Timestamps: [08:06] – [08:38]
-
The sharpest post-April increase is among US tech companies with no current profits.
-
Echoes of dot-com era, when unprofitable tech saw wild valuations leading up to the crash.
“The biggest rally since April is amongst non-profitable technology companies, those that don’t make any earnings at the moment. And that has uncomfortable parallels with the dot com era…”
— Simon French [08:06]
6. Can We Identify Bubbles Before They Burst?
Timestamps: [08:38] – [09:28]
-
No expert, however senior, can reliably time a market crash.
-
Referencing classic economist wisdom:
- "The market can remain irrational longer than I can remain solvent."
-
The best one can do is to "calibrate risk."
- Simon French personally sees "more risky signals than I've seen for quite a long time."
“…none of us really know how to time the market. The best investors of all time acknowledge that… the market can remain irrational longer than I can remain solvent. And that is an important message to remember.”

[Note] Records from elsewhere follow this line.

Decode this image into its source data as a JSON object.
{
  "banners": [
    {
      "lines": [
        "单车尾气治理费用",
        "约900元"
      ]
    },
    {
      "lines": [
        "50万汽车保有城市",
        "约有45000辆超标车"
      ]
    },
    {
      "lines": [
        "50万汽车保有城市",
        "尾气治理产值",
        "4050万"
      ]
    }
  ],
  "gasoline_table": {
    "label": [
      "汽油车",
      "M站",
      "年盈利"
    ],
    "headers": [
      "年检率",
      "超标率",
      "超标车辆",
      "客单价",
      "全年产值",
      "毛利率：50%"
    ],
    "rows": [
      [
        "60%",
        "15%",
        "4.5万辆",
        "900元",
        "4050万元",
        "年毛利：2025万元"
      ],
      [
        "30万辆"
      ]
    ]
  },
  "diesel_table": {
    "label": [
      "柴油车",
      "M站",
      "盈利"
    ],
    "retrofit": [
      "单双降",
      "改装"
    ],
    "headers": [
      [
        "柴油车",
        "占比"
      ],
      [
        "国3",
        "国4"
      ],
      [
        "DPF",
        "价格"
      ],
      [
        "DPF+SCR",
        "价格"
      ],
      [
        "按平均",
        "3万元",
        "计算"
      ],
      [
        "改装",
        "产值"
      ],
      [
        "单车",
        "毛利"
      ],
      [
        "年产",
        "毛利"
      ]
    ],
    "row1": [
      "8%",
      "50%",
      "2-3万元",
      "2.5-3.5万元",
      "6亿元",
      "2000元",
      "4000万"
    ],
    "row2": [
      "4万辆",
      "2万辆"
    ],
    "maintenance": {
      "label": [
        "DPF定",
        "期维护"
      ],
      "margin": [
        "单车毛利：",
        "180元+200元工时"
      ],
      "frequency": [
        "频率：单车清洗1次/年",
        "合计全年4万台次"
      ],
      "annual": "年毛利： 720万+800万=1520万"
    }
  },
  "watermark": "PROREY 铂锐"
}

— Simon French [08:44]“On the balance, there are more risky signals than I’ve seen for quite a long time in the stock market. So I’d be more cautious in that environment.”
— Simon French [09:20]
Notable Quotes
-
"The rebound in global stock markets, led by the US stock market, has added about $28 trillion to the value of global shares."
— Simon French [02:48] -
"That measure is hovering around 40 times earnings in the US stock market. Now it’s only been there once before… at the height of the dot com bubble…"
— Simon French [04:29] -
"We are talking about a tiny number of companies… to me that means you have quite a small number of potential points of failure. Which worries me somewhat."
— Katie Martin [06:26] -
“The biggest rally since April is amongst non profitable technology companies… that has uncomfortable parallels with the dot com era.”
— Simon French [08:06] -
"The market can remain irrational longer than I can remain solvent." (famous quote cited by Simon French) [08:44]
Important Timestamps
- Stock market rally stats & context: [02:48]

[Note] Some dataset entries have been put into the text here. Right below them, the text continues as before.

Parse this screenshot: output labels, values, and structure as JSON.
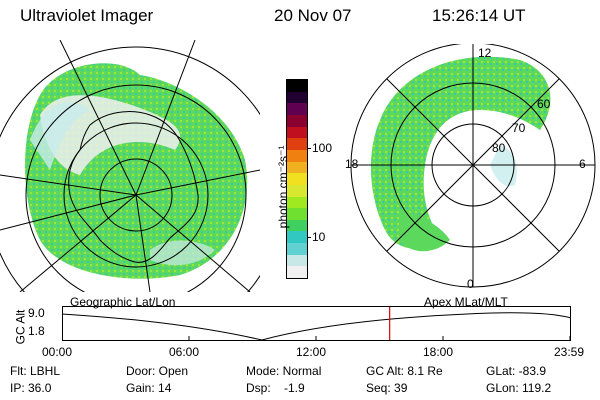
{
  "header": {
    "instrument": "Ultraviolet Imager",
    "date": "20 Nov 07",
    "time": "15:26:14 UT"
  },
  "colorbar": {
    "label": "photon cm⁻²s⁻¹",
    "ticks": [
      "100",
      "10"
    ],
    "colors": [
      "#f0f0f0",
      "#c8e8e8",
      "#60d0d0",
      "#30c8c0",
      "#40d060",
      "#70e030",
      "#a0e820",
      "#d8e830",
      "#f0e020",
      "#f0b020",
      "#f08010",
      "#e04010",
      "#c01020",
      "#8a0030",
      "#600050",
      "#200030",
      "#000000"
    ]
  },
  "left_map": {
    "caption": "Geographic Lat/Lon"
  },
  "right_map": {
    "caption": "Apex  MLat/MLT",
    "mlt_labels": [
      "12",
      "18",
      "6",
      "0"
    ],
    "lat_labels": [
      "60",
      "70",
      "80"
    ]
  },
  "altitude_plot": {
    "ylabel": "GC Alt",
    "yticks": [
      "9.0",
      "1.8"
    ],
    "xticks": [
      "00:00",
      "06:00",
      "12:00",
      "18:00",
      "23:59"
    ],
    "current_time_fraction": 0.645,
    "marker_color": "#e00000"
  },
  "status": {
    "filter": "Flt: LBHL",
    "ip": "IP: 36.0",
    "door": "Door: Open",
    "gain": "Gain: 14",
    "mode": "Mode: Normal",
    "dsp": "Dsp:    -1.9",
    "gc_alt": "GC Alt: 8.1 Re",
    "seq": "Seq: 39",
    "glat": "GLat: -83.9",
    "glon": "GLon: 119.2"
  }
}
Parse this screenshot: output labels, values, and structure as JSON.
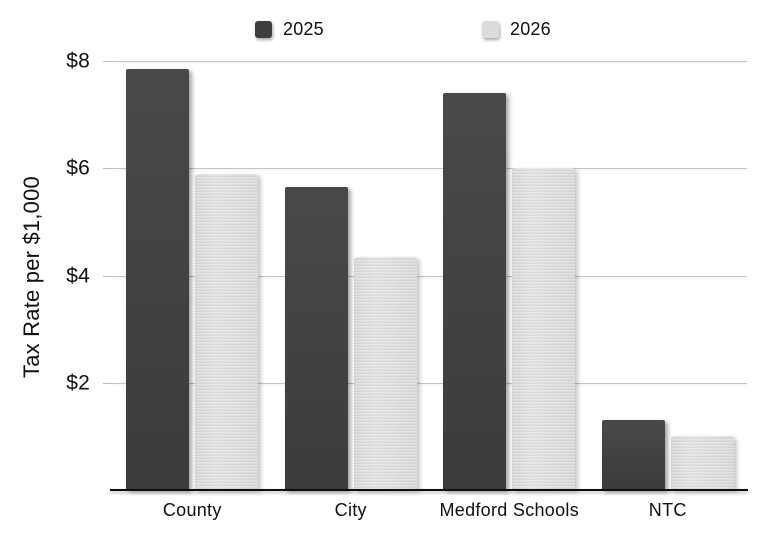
{
  "chart_data": {
    "type": "bar",
    "title": "",
    "ylabel": "Tax Rate per $1,000",
    "xlabel": "",
    "categories": [
      "County",
      "City",
      "Medford Schools",
      "NTC"
    ],
    "series": [
      {
        "name": "2025",
        "color": "#3f3f3f",
        "values": [
          7.85,
          5.65,
          7.4,
          1.3
        ]
      },
      {
        "name": "2026",
        "color": "#dcdcdc",
        "values": [
          5.9,
          4.35,
          6.0,
          1.0
        ]
      }
    ],
    "ylim": [
      0,
      8
    ],
    "yticks": [
      {
        "value": 8,
        "label": "$8"
      },
      {
        "value": 6,
        "label": "$6"
      },
      {
        "value": 4,
        "label": "$4"
      },
      {
        "value": 2,
        "label": "$2"
      }
    ],
    "grid": true,
    "legend_position": "top"
  },
  "colors": {
    "series_2025": "#3f3f3f",
    "series_2026": "#dcdcdc",
    "gridline": "#c4c4c4",
    "axis_line": "#0d0d0d",
    "text": "#111111",
    "background": "#ffffff"
  }
}
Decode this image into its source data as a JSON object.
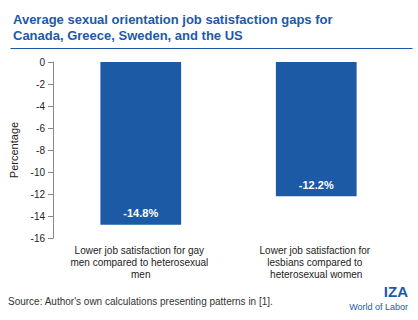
{
  "chart_data": {
    "type": "bar",
    "title": "Average sexual orientation job satisfaction gaps for Canada, Greece, Sweden, and the US",
    "y_label": "Percentage",
    "categories": [
      "Lower job satisfaction for gay men compared to heterosexual men",
      "Lower job satisfaction for lesbians compared to heterosexual women"
    ],
    "values": [
      -14.8,
      -12.2
    ],
    "value_labels": [
      "-14.8%",
      "-12.2%"
    ],
    "data_labels": true,
    "color": "#1c5aa6",
    "ylim": [
      -16,
      0
    ],
    "yticks": [
      -16,
      -14,
      -12,
      -10,
      -8,
      -6,
      -4,
      -2,
      0
    ],
    "grid": false,
    "source": "Source: Author's own calculations presenting patterns in [1].",
    "logo": [
      "IZA",
      "World of Labor"
    ]
  }
}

- AI’s role in the rally: [03:54]
- Dot com parallels: [04:29] – [06:15]
- Market concentration/Magnificent Seven: [06:26]
- Non-profitable tech stocks surge: [08:06]

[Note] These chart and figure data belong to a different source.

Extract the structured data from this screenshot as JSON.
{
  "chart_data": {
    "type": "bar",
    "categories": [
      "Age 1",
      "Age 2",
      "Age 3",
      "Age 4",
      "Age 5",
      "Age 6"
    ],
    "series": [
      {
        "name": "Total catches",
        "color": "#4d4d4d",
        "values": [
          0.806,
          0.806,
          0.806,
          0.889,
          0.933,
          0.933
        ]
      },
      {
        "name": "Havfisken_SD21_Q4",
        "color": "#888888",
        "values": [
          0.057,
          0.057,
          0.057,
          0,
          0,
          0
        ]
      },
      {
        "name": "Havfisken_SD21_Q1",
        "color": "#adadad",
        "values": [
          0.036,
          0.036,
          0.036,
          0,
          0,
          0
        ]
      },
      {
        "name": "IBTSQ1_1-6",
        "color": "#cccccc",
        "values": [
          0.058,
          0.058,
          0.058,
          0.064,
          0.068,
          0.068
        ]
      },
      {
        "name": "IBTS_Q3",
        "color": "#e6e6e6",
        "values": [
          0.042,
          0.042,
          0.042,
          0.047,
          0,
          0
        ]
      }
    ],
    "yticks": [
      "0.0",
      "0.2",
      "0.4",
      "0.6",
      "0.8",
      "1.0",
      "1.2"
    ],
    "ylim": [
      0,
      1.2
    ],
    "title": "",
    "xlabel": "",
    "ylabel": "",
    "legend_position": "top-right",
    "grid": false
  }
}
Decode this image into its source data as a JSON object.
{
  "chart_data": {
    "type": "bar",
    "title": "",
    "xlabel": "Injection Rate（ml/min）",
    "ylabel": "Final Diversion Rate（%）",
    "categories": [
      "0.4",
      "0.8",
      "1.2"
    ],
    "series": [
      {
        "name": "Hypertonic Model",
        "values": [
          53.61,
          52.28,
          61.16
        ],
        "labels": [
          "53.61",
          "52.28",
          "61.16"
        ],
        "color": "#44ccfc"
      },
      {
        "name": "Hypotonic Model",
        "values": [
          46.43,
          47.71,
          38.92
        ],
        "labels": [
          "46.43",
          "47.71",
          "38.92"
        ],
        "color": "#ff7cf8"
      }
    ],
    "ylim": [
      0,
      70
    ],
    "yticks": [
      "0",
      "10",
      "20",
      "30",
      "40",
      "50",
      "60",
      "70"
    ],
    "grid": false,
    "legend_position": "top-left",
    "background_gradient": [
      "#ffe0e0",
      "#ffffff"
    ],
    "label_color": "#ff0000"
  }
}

- Bubble prediction/risk signals: [08:44]
Conclusion
The episode provides listeners with a nuanced, data-driven look at the current stock market rise, its similarities to past bubbles, and why even seasoned experts find it hard to forecast a crash. Tech – especially the AI-hyped "Magnificent Seven" – drives much of the surge, creating concentration risk and familiar warning signs. There are risky signals, especially in overvaluations and the rallying of unprofitable companies, but no one can time the end of a bubble.
Caution is advised, but certainty is impossible.